Women Speak Tasmania is calling for uniform changes to federal and state anti-discrimination laws.
All Australian legislatures must urgently address the need for accurate and effective definitions of “sex” and “gender identity” in anti-discrimination laws across Australia.
We must develop uniform laws in all Australian jurisdictions to remove confusion and to protect women.
Recent developments in gender identity protections have had a generally negative impact on women’s rights. Current sex-discrimination and anti-discrimination laws are unclear about how the new gender identity protections should interact with women’s rights under the same laws. Clarity is imperative if women’s sex-based rights are to be guaranteed.

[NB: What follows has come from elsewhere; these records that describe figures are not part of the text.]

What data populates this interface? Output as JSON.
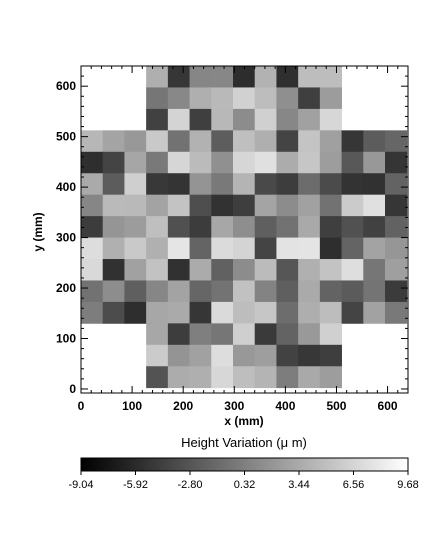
{
  "chart_data": {
    "type": "heatmap",
    "xlabel": "x (mm)",
    "ylabel": "y (mm)",
    "xlim": [
      0,
      640
    ],
    "ylim": [
      -8,
      640
    ],
    "x_ticks": [
      0,
      100,
      200,
      300,
      400,
      500,
      600
    ],
    "y_ticks": [
      0,
      100,
      200,
      300,
      400,
      500,
      600
    ],
    "grid": false,
    "cell_size_mm": 42.5,
    "map_rows": [
      "...XXXXXXXXX...",
      "...XXXXXXXXX...",
      "...XXXXXXXXX...",
      "XXXXXXXXXXXXXXX",
      "XXXXXXXXXXXXXXX",
      "XXXXXXXXXXXXXXX",
      "XXXXXXXXXXXXXXX",
      "XXXXXXXXXXXXXXX",
      "XXXXXXXXXXXXXXX",
      "XXXXXXXXXXXXXXX",
      "XXXXXXXXXXXXXXX",
      "XXXXXXXXXXXXXXX",
      "...XXXXXXXXX...",
      "...XXXXXXXXX...",
      "...XXXXXXXXX..."
    ],
    "colormap": "grayscale (black = low, white = high)",
    "colorbar": {
      "title": "Height Variation (μ m)",
      "min": -9.04,
      "max": 9.68,
      "tick_labels": [
        "-9.04",
        "-5.92",
        "-2.80",
        "0.32",
        "3.44",
        "6.56",
        "9.68"
      ]
    }
  }
}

That guarantee was broken recently in Canada when a female sexual assault victim was forced to share a room in a female-only accommodation facility with a man ‘self-identifying’ as a woman because the facility chose to be ‘inclusive’ –
In Tasmania, a newly formed group campaigning for transgender rights, Transforming Tasmania, is pressing for changes to birth registration laws that will allow the sex on a person’s birth certificate to be changed on the basis of self-identification alone, or removed altogether.

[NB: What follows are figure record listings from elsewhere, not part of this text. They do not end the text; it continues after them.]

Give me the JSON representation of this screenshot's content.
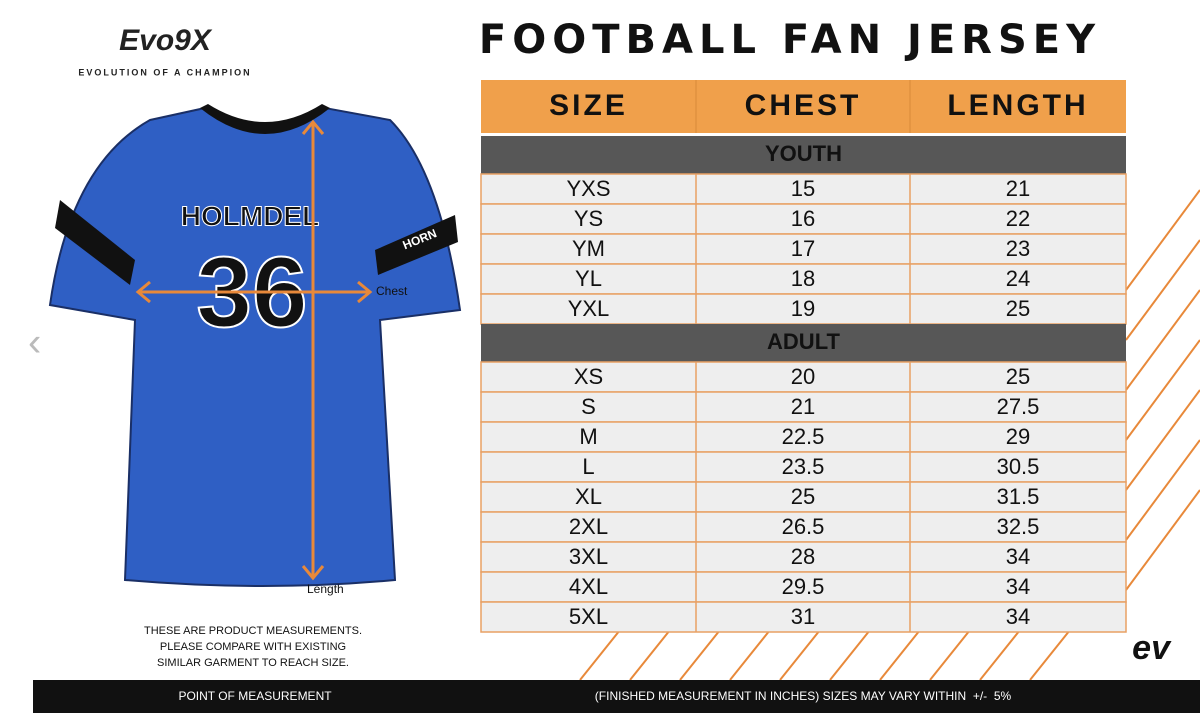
{
  "logo": {
    "brand": "Evo9X",
    "tagline": "EVOLUTION OF A CHAMPION"
  },
  "title": "FOOTBALL FAN JERSEY",
  "jersey": {
    "team": "HOLMDEL",
    "number": "36",
    "sleeve": "HORN",
    "chest_label": "Chest",
    "length_label": "Length"
  },
  "table": {
    "headers": [
      "SIZE",
      "CHEST",
      "LENGTH"
    ],
    "sections": [
      {
        "name": "YOUTH",
        "rows": [
          [
            "YXS",
            15,
            21
          ],
          [
            "YS",
            16,
            22
          ],
          [
            "YM",
            17,
            23
          ],
          [
            "YL",
            18,
            24
          ],
          [
            "YXL",
            19,
            25
          ]
        ]
      },
      {
        "name": "ADULT",
        "rows": [
          [
            "XS",
            20,
            25
          ],
          [
            "S",
            21,
            27.5
          ],
          [
            "M",
            22.5,
            29
          ],
          [
            "L",
            23.5,
            30.5
          ],
          [
            "XL",
            25,
            31.5
          ],
          [
            "2XL",
            26.5,
            32.5
          ],
          [
            "3XL",
            28,
            34
          ],
          [
            "4XL",
            29.5,
            34
          ],
          [
            "5XL",
            31,
            34
          ]
        ]
      }
    ]
  },
  "note": [
    "THESE ARE PRODUCT MEASUREMENTS.",
    "PLEASE COMPARE WITH EXISTING",
    "SIMILAR GARMENT TO REACH SIZE."
  ],
  "footer": {
    "left": "POINT OF MEASUREMENT",
    "right": "(FINISHED MEASUREMENT IN INCHES) SIZES MAY VARY WITHIN  +/-  5%"
  }
}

Women’s rights to single sex services, accommodation, educational institutions and sports teams, et cetera would clearly be under attack if self-identified transwomen were legally able to access them.
Given the far-reaching effects these proposed legal changes would have on women, families and the broader community, critical analysis and wide-ranging community consultation is vital, along with a thorough revamp of existing anti-discrimination laws.
Women Speak Tasmania supports the response of Woman’s Place UK to similar legislative proposals in the United Kingdom. Their simple demands were as follows –
1. Respectful and evidence-based discussion on the impact of proposed legislative changes. Women’s voices must be heard.
2. The principle of women-only spaces to be upheld and, where necessary, extended.
3. A review of how current sex-based exemptions in legislation are being applied to ensure women’s needs are met.
4. Government consultation with women’s organisations on how self-identification of sex would impact on women, and female-only services and spaces.
5. Government consultation on how self-identification of sex will impact data gathering and monitoring of sex-based discrimination.’
See –
Gender identity based protections must not be allowed to compromise women’s sex-based protections in law. Women need to assured of access to safe female-only spaces and services.